California Has Its Faults Cali Big Quakes Shake Up All Things Nuclear Too
San Francisco-October 17, 1989. It was my birthday. I was four stories up in Frisco, in my brother's place, visiting while he was in New York. Looking south, I could see the Goodyear Blimp hovering over Candlestick Park, where the Bay Bridge World Series game-Giants vs.As-was about to start as Friday rush hour approached.
Suddenly, and seemingly out of nowhere, a humungus concussion jolted everything, instantly followed by a violent shock wave that warped through the building's outer wall. I ran for the door out, fearing the walls were coming down and it was all over for me. Just as my hand gripped the doorknob, it all stopped. They said it only lasted 20 seconds, but it seemed like a lifetime.
All this came back to me after the 4th of July holiday twin earthquakes hit SoCal, the 2nd one matching the '89 shaker at 7.1 on the Richter scale, so the biggest one in almost 30 years.
Then on July 16 two more shakers, 4.3 and then 3.5, made themselves felt east of Berkeley. Another 3.5 seismic event occurred near San Jose the next day.
The mighty tremors in the Mojave Desert happened less than 200 miles from the Diablo Canyon nuclear plant's two still operating reactors on the coast of San Luis Obispo in central CA. This site itself is in a tsunami zone riddled with earthquake faults.
After the 2011 Fukushima disaster destroyed three reactors on the coast of Japan, public pressure mounted to shut down Diablo Canyon, and eventually owner Pacific Gas & Electric agreed to close the plant by 2025. Since PG&E then filed for bankruptcy, the madness of allowing a nuke plant to operate upwind of 10 million folks, whose Shoreline fault is less than 1000 feet from where the nuke plant constantly sucks in vast amounts of water, without which the plant is vulnerable to catastrophic meltdown, should be obvious.
Meanwhile, further south at another coastal nuke site, the San Onofre nuclear power plant in Orange County, the San Clemente Greens informs us that the NRC is about to let transfer of high level nuclear waste from the plant into casks that will be buried only 100 feet from the Pacific shoreline for who knows how long.
This diabolical work was suspended last August after one such cask became wedged as it was being lowered down the burial shaft 18 feet above the bottom. Great timing!

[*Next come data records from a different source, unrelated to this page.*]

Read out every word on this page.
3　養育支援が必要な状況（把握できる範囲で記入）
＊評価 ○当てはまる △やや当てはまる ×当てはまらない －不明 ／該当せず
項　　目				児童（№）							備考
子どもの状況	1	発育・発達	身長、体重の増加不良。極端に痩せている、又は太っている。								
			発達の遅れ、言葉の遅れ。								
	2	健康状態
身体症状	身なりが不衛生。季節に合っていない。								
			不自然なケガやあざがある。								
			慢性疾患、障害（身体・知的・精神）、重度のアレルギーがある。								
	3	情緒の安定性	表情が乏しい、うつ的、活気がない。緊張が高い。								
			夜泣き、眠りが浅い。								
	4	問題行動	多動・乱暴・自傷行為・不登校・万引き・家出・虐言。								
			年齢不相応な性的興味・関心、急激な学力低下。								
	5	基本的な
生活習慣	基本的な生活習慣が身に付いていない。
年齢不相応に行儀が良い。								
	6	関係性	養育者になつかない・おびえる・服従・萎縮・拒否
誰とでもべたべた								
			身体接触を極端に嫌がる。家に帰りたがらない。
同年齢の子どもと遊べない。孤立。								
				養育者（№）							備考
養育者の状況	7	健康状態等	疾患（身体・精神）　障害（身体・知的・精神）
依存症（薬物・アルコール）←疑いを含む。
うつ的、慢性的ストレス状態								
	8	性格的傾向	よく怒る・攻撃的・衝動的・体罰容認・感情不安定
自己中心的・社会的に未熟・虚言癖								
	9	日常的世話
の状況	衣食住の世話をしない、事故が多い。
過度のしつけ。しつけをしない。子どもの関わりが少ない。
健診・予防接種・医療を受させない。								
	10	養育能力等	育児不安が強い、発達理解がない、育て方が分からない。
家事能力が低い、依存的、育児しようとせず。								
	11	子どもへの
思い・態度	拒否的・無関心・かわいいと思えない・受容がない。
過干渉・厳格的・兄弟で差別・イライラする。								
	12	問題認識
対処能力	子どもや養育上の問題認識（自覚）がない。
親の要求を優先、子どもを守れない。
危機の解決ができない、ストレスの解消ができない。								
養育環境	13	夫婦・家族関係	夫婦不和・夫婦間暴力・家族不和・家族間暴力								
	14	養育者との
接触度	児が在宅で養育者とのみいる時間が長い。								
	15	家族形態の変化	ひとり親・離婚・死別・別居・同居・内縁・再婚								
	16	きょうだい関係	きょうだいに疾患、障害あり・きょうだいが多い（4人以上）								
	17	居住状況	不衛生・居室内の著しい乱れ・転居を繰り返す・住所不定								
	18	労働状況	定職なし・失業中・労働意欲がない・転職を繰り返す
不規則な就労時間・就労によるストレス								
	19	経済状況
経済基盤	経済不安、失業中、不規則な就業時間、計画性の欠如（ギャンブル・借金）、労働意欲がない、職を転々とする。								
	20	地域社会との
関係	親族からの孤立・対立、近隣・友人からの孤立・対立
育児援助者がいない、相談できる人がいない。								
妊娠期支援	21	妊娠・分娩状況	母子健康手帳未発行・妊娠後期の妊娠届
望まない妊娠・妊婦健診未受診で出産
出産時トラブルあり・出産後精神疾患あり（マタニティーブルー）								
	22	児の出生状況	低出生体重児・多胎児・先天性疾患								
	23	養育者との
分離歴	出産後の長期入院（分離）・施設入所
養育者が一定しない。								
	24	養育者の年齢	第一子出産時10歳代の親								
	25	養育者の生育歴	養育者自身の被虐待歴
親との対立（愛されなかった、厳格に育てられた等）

On July 18, the San Francisco Chronicle reported that NRC staff, in its infinite wisdom, is "recommending that the agency cut back on inspection at the country's nuclear reactors in a cost-cutting move promoted by the nuclear power industry but denounced by opponents as a threat to public safety."

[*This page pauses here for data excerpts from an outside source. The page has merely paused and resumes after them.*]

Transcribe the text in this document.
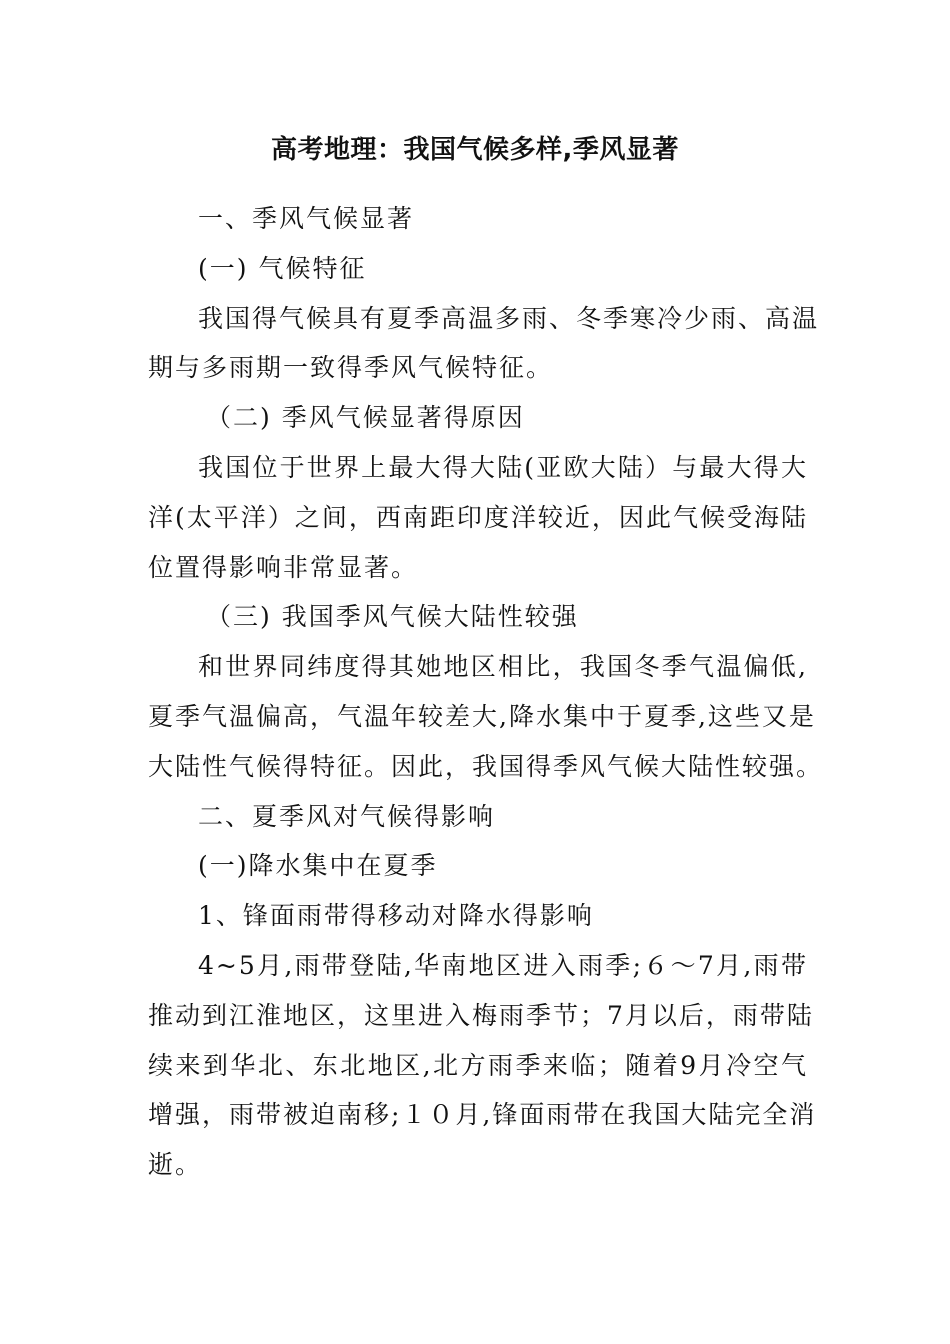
高考地理：我国气候多样,季风显著

一、季风气候显著

(一) 气候特征

我国得气候具有夏季高温多雨、冬季寒冷少雨、高温

期与多雨期一致得季风气候特征。

（二) 季风气候显著得原因

我国位于世界上最大得大陆(亚欧大陆）与最大得大

洋(太平洋）之间，西南距印度洋较近，因此气候受海陆

位置得影响非常显著。

（三) 我国季风气候大陆性较强

和世界同纬度得其她地区相比，我国冬季气温偏低,

夏季气温偏高，气温年较差大,降水集中于夏季,这些又是

大陆性气候得特征。因此，我国得季风气候大陆性较强。

二、夏季风对气候得影响

(一)降水集中在夏季

1、锋面雨带得移动对降水得影响

4~5月,雨带登陆,华南地区进入雨季;６～7月,雨带

推动到江淮地区，这里进入梅雨季节；7月以后，雨带陆

续来到华北、东北地区,北方雨季来临；随着9月冷空气

增强，雨带被迫南移;１０月,锋面雨带在我国大陆完全消

逝。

The following day the Chronicle ran the story "Earthquakes raise concern about nuclear waste. Following the recent quakes Nevada Governor Steve Sisolak told Trump Secretary of Energy Rick Perry, "These significant recent earthquakes so near Yucca Mountain (proposed site for nation's high level nuke dump) show one of the many geologic problems with the site as a nuclear waste repository
The epicenter of the quakes is 108 miles west of Yucca Mountain, which was felt in Las Vegas. An NBA summer league game there, involving the Golden State Warriors, was going when the second shaker hit, which caused an overhead suspended scoreboard to shake, rattle and roll. The second half of the game was canceled.